L’oncle comprit que si nous restions là davantage, nous y resterions tout à fait. Il ne dit rien, mais je devinai, à la façon dont il me prit la main et m’entraîna tout à coup, qu’il renonçait à chercher son enfant.

C’est effrayant comme je m’habituai facilement à l’idée que le cousin était perdu et que nous l’abandonnions ! Je crois que je n’avais plus ma tête… Je ne sentais qu’un besoin : dormir, ne plus bouger.

L’oncle dévalait à grands pas lourds. Plus on descendait, plus le vent diminuait ; mais quelle brume ! On ne savait pas si on marchait dans du nuage, ou dans de la neige. Tout se fondait, se mêlait ; on enfonçait dans une espèce de bouillie blanche, qui vous collait froid aux jambes, aux cuisses, qui vous bouchait la vue et vous embrouillait le cerveau.

A un moment, l’oncle en eut jusqu’au ventre. Il me dit : « N’avance pas » et chercha à se dégager. Il se déplaça vers la gauche, enfonça encore plus. Je poussai un cri. Il se mit en colère :

— Tais-toi donc, sacrée fillasse !

Il était à trois mètres et sa voix m’arrivait à travers des feuilles d’ouate.

Il fit un grand mouvement du corps, les bras en l’air, comme un baigneur qui sort de l’eau et, cette fois, il disparut jusqu’aux épaules. Je l’entendis jurer.

— Attendez, que je lui criai ; je vas vous aider.

Il ne voulait pas.

— Je te défends de bouger. Si je ne m’en tire pas tout seul, que le diable me prenne ! Il sera volé ! Il sera volé, que je te dis !

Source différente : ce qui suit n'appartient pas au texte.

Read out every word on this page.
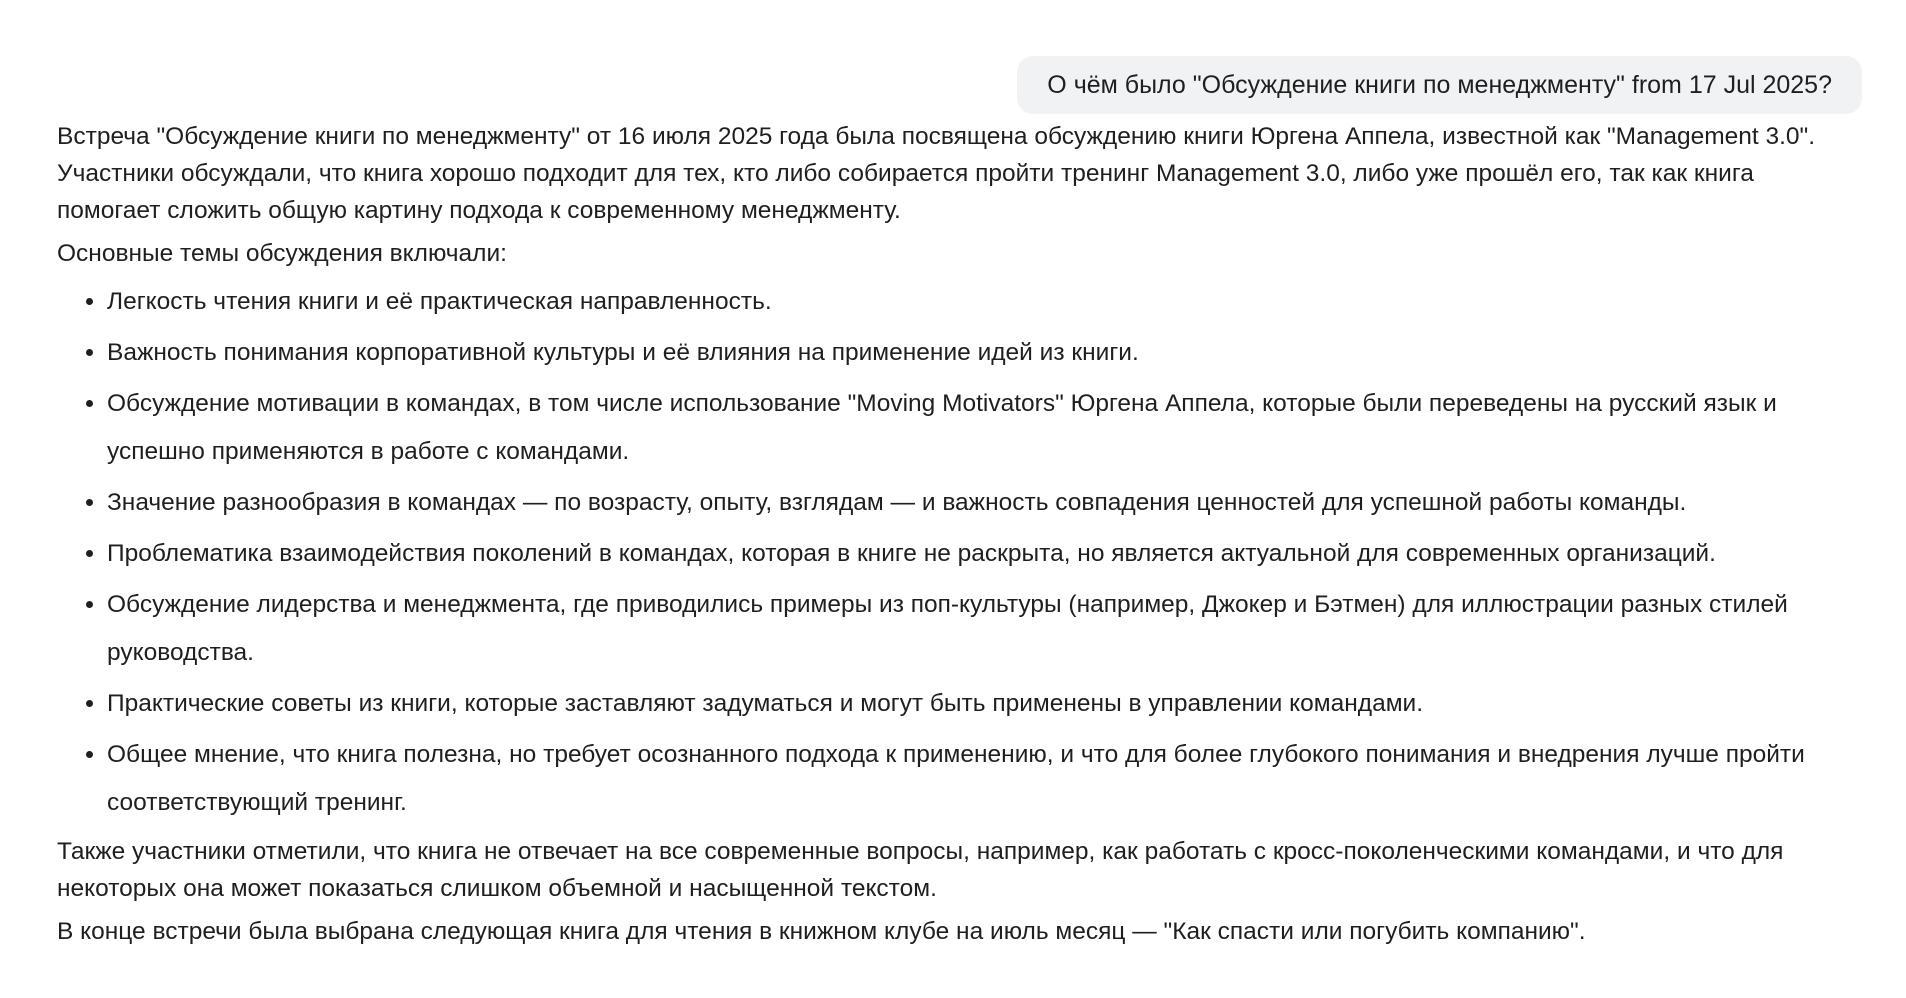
О чём было "Обсуждение книги по менеджменту" from 17 Jul 2025?

Встреча "Обсуждение книги по менеджменту" от 16 июля 2025 года была посвящена обсуждению книги Юргена Аппела, известной как "Management 3.0". Участники обсуждали, что книга хорошо подходит для тех, кто либо собирается пройти тренинг Management 3.0, либо уже прошёл его, так как книга помогает сложить общую картину подхода к современному менеджменту.

Основные темы обсуждения включали:

• Легкость чтения книги и её практическая направленность.
• Важность понимания корпоративной культуры и её влияния на применение идей из книги.
• Обсуждение мотивации в командах, в том числе использование "Moving Motivators" Юргена Аппела, которые были переведены на русский язык и успешно применяются в работе с командами.
• Значение разнообразия в командах — по возрасту, опыту, взглядам — и важность совпадения ценностей для успешной работы команды.
• Проблематика взаимодействия поколений в командах, которая в книге не раскрыта, но является актуальной для современных организаций.
• Обсуждение лидерства и менеджмента, где приводились примеры из поп-культуры (например, Джокер и Бэтмен) для иллюстрации разных стилей руководства.
• Практические советы из книги, которые заставляют задуматься и могут быть применены в управлении командами.
• Общее мнение, что книга полезна, но требует осознанного подхода к применению, и что для более глубокого понимания и внедрения лучше пройти соответствующий тренинг.

Также участники отметили, что книга не отвечает на все современные вопросы, например, как работать с кросс-поколенческими командами, и что для некоторых она может показаться слишком объемной и насыщенной текстом.

В конце встречи была выбрана следующая книга для чтения в книжном клубе на июль месяц — "Как спасти или погубить компанию".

Et il se démena encore pour sortir du trou. Il faut croire que la neige était bien molle et bien profonde, à cet endroit. Plus il bougeait, plus il enfonçait. Moi, je poussais des cris :

— Mon oncle ! Au secours ! Au secours !

C’est moi qui l’appelais à mon secours ! On est bête, n’est-ce pas, dans ces cas-là. Au bout de cinq minutes d’efforts, il me dit, la voix très tranquille.

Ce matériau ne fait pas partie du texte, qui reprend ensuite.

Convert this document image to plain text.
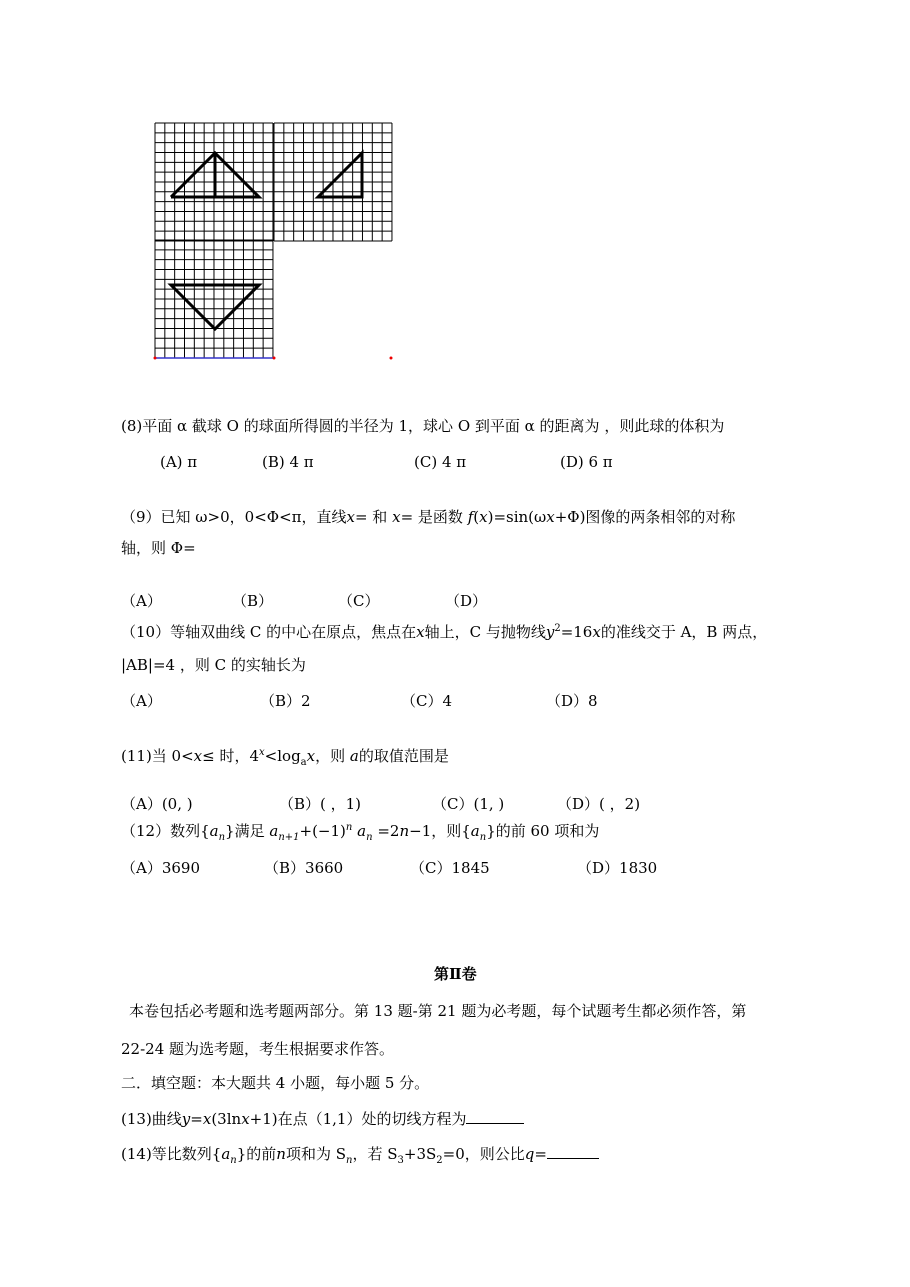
(8)平面 α 截球 O 的球面所得圆的半径为 1，球心 O 到平面 α 的距离为 ，则此球的体积为
(A) π	(B) 4 π	(C) 4 π	(D) 6 π
（9）已知 ω>0，0<Φ<π，直线x= 和 x= 是函数 f(x)=sin(ωx+Φ)图像的两条相邻的对称
轴，则 Φ=
（A）	（B）	（C）	（D）
（10）等轴双曲线 C 的中心在原点，焦点在x轴上，C 与抛物线$y^2=16x$的准线交于 A，B 两点，
|AB|=4 ，则 C 的实轴长为
（A）	（B）2	（C）4	（D）8
(11)当 0<x≤ 时，$4^x<\log_ax$，则 a的取值范围是
（A）(0, )	（B）( ，1)	（C）(1, )	（D）( ，2)
（12）数列$\{a_n\}$满足 $a_{n+1}+(-1)^n$ $a_n =2n-1$，则$\{a_n\}$的前 60 项和为
（A）3690	（B）3660	（C）1845	（D）1830
第Ⅱ卷
本卷包括必考题和选考题两部分。第 13 题-第 21 题为必考题，每个试题考生都必须作答，第
22-24 题为选考题，考生根据要求作答。
二．填空题：本大题共 4 小题，每小题 5 分。
(13)曲线y=x(3lnx+1)在点（1,1）处的切线方程为
(14)等比数列$\{a_n\}$的前n项和为 $S_n$，若 $S_3+3S_2=0$，则公比q=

— Écoute, fillette ; plus je bouge, plus j’enfonce. Je sais ce que c’est. Je suis dans un des ravins qui sont à gauche du chemin muletier. Il y a trente mètres de fond. Si ces chiens de Dauphinois mettaient des perches, ces choses-là n’arriveraient pas. En attendant, je suis fichu… Toi, tire sur la droite et tâche de descendre. A trois heures d’ici, il y a un village. Tiens, prends le restant du vin et ménage-le. Ça m’a l’air de se calmer, là-haut. Si tu ne gèles pas et si le brouillard se lève, tu peux en réchapper.

Je restais là, à pleurer, sans répondre.

— Descends, qu’il me cria. Descends tout de suite, ou je te déshérite !

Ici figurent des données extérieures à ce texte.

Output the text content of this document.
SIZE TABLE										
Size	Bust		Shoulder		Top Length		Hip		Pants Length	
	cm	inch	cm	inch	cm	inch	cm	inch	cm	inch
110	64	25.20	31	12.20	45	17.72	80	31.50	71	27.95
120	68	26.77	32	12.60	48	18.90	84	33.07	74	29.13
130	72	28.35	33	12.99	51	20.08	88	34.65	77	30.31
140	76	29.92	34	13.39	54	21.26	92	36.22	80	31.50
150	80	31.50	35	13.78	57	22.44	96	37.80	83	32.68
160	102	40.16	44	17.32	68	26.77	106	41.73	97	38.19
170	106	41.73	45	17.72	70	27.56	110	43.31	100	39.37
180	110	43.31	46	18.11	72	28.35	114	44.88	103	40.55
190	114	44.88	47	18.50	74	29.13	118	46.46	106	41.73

Sûr qu’il ne pouvait pas me déshériter, vu qu’il ne possédait rien, à part son baluchon. Il me disait ça pour me faire de l’effet. Mais moi, ça me coûtait de l’abandonner. Je ramassai la bouteille qu’il m’avait lancée et je bus un coup, machinalement.

Quand je baissai les yeux sur lui, je ne le reconnus pas. Je ne voyais plus qu’une tête à moitié effacée et des bras qui sortaient du blanc. On aurait dit un fantôme. Il ne parlait mot, et moi, je pleurais toujours.

Alors, tout à coup, il se passa une chose effrayante. L’oncle se mit à pousser des cris, toute une série de cris, pas des appels, mais des hurlements de colère, des grognements, comme une bête qu’on saigne… Puis il se tut pendant un bon moment… et j’entendis sa voix, une dernière fois… Des paroles pesantes, comme de quelqu’un qui va s’endormir :

— Allons va, qu’il disait. Ne t’obstine pas… Bonsoir, fillette !

Et je m’en allai.

Cent mètres plus bas, la neige était meilleure, et j’aperçus les perches que nous avions manquées. Vers le soir, il se fit une éclaircie, un drôle de rayon jaune, qui sortait d’une gueule de brume et qui avait l’air de me montrer les premières maisons, droit au-dessous de moi. J’y arrivai la nuit, les dents tellement serrées que je ne pouvais plus parler… Les gens d’ici m’ont bien soignée : toujours du feu et du lait chaud. S’ils voulaient me garder comme servante, je ne regretterais pas trop d’avoir quitté ma vallée.